The simulations, performed on the Scottish Universities Physics Alliance (SUPA) SGI Altix supercomputer - taking over a year of computer time - followed the evolution of two separate giant gas clouds up to 100,000 times the mass of the sun, as they fell towards the supermassive black hole.
The simulations show how the clouds are pulled apart by the immense gravitational pull of the black hole. The disrupted clouds form into spiral patterns as they orbit the black hole; the spiral patterns remove motion energy from gas that passes close to the black hole and transfers it to gas that passes further out. This allows part of the cloud to be captured by the black hole while the rest escapes. In these conditions, only high mass stars are able to form and these stars inherit the eccentric orbits from the disc. These results match the two primary properties of the young stars in the centre of our Galaxy: their high mass and their eccentric orbits around the supermassive black hole.

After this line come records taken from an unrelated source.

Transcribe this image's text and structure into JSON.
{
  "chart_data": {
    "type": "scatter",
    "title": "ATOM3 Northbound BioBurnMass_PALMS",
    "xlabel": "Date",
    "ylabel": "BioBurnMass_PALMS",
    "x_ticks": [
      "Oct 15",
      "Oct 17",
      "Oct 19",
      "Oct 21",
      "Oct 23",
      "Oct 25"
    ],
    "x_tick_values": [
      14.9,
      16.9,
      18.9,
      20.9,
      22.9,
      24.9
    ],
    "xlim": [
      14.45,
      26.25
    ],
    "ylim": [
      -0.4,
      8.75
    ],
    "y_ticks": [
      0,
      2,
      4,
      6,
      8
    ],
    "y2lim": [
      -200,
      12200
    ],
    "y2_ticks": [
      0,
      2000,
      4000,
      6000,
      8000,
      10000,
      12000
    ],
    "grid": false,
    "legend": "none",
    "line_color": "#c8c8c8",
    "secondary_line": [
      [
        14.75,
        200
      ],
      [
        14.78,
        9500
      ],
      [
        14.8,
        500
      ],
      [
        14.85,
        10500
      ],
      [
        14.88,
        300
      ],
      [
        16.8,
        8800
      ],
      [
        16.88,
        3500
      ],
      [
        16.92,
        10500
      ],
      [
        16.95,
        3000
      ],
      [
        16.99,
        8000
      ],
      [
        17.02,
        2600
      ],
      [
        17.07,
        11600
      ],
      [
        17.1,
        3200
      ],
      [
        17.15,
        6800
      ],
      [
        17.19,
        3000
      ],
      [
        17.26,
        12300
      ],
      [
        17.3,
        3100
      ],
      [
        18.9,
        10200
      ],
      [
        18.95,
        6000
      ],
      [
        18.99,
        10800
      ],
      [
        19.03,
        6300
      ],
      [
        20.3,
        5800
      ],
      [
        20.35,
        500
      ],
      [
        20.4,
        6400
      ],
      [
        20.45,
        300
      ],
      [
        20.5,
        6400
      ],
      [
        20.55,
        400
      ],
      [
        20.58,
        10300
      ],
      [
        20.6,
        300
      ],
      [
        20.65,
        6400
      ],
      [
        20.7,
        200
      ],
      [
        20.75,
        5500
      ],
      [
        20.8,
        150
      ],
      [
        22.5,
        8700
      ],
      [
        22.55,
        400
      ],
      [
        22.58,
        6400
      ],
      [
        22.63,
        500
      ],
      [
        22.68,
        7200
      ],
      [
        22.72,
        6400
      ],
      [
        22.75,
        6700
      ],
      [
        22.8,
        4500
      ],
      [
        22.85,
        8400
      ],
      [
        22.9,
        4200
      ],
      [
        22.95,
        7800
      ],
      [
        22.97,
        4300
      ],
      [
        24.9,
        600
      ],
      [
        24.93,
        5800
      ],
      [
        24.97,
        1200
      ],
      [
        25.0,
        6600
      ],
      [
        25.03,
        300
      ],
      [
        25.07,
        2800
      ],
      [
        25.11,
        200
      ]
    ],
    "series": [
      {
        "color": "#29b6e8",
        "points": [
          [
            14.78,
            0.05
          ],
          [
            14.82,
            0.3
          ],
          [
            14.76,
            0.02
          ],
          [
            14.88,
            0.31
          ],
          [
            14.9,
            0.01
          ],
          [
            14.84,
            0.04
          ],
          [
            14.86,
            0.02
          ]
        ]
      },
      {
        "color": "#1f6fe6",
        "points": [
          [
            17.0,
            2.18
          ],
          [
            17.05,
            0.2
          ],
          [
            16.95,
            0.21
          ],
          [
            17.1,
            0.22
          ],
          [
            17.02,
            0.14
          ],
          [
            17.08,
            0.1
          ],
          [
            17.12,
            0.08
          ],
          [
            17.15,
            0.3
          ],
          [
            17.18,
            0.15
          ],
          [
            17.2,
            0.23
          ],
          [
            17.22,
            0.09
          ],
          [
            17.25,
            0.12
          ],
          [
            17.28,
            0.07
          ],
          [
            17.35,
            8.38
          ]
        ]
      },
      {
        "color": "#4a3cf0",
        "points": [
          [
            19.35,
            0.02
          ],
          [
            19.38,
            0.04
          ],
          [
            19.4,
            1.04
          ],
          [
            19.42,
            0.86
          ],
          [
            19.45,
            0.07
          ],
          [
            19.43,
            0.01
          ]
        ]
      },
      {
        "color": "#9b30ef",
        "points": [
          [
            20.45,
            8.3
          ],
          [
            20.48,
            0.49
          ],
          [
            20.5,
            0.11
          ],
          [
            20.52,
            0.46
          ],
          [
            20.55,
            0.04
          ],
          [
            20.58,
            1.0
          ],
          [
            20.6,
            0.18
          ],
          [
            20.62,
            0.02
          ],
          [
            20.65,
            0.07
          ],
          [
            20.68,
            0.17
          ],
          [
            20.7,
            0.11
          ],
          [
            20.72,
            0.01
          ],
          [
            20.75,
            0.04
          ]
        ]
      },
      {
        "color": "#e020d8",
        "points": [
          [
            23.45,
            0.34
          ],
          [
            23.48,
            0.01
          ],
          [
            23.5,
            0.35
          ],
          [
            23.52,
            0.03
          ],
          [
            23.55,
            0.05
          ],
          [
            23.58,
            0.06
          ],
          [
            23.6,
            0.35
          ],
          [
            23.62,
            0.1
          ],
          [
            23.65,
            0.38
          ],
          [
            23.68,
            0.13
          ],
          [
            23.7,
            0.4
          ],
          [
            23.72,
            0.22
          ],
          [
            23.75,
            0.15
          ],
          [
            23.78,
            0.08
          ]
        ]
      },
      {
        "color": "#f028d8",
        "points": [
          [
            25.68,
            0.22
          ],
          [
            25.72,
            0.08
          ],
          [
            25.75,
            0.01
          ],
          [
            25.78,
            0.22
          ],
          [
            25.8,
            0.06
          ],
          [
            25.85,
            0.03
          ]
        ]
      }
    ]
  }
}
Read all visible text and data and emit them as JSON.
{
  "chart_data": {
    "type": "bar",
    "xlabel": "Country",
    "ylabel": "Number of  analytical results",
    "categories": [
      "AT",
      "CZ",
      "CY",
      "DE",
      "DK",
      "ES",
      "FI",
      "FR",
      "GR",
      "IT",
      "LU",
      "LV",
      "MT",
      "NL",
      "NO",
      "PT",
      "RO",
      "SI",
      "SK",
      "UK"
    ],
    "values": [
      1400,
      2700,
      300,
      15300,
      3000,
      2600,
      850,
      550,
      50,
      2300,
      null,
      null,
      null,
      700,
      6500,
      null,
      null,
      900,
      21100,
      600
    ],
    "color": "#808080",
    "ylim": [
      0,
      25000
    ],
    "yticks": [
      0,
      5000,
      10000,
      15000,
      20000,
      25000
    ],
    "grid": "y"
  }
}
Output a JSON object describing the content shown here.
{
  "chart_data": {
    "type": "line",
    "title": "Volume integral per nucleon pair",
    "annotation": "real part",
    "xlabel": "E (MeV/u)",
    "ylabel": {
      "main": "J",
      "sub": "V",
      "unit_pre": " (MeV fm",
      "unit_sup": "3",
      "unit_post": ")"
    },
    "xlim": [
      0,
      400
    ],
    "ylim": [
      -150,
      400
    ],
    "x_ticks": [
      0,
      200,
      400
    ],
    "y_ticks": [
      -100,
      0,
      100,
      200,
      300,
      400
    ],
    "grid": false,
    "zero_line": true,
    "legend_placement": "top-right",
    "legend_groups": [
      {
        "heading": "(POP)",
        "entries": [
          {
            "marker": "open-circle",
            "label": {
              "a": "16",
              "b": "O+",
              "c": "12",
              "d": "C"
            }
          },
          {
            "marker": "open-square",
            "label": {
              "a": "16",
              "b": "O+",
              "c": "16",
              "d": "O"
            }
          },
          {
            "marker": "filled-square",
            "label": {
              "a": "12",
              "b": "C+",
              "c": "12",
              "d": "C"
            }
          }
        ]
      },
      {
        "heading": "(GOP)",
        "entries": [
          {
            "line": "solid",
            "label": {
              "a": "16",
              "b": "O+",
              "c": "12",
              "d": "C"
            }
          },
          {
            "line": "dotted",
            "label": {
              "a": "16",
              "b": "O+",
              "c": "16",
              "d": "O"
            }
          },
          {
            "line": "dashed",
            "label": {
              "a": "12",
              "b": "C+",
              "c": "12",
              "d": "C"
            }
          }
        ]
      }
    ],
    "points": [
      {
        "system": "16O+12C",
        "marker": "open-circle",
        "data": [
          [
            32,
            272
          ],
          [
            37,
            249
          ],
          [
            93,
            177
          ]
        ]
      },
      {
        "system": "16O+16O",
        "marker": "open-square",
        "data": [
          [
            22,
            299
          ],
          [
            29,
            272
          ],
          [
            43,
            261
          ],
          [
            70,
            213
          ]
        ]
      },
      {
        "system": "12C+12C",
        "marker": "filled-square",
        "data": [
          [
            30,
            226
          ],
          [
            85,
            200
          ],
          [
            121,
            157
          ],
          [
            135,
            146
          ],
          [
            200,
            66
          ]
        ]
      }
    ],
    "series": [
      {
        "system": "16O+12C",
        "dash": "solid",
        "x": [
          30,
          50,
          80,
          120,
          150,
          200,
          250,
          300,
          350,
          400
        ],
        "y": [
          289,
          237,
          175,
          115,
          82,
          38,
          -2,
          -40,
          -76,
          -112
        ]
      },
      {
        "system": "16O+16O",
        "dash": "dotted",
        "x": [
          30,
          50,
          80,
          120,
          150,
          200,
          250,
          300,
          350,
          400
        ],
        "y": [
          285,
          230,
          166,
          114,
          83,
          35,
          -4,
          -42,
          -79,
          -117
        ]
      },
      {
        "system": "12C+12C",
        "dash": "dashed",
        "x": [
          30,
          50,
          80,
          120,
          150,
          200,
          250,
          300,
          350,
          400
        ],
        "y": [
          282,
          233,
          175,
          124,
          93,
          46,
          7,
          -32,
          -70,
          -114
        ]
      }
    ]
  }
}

Dr Rice comments " The crucial element was the modelling of the heating and cooling of the gas as this tells us how much mass is needed for part of the gas to have enough gravity to overcome its own gas pressure, and thus form a star. The heating is caused by the extreme compression of the cloud as it is squashed and pulled apart by the black hole. This is balanced by the cooling which requires detailed knowledge of how quickly the radiation can escape the cloud. "
Professor Bonnell concluded, “That the stars currently present around the Galaxy's supermassive black hole have relatively short lifetimes of ~10 million years, suggests that this process is likely to be repetitive. Such a steady supply of stars into the vicinity of the black hole, and a diet of gas directly accreted by the black hole, may help us understand the origin of supermassive black holes in our and other galaxies in the Universe."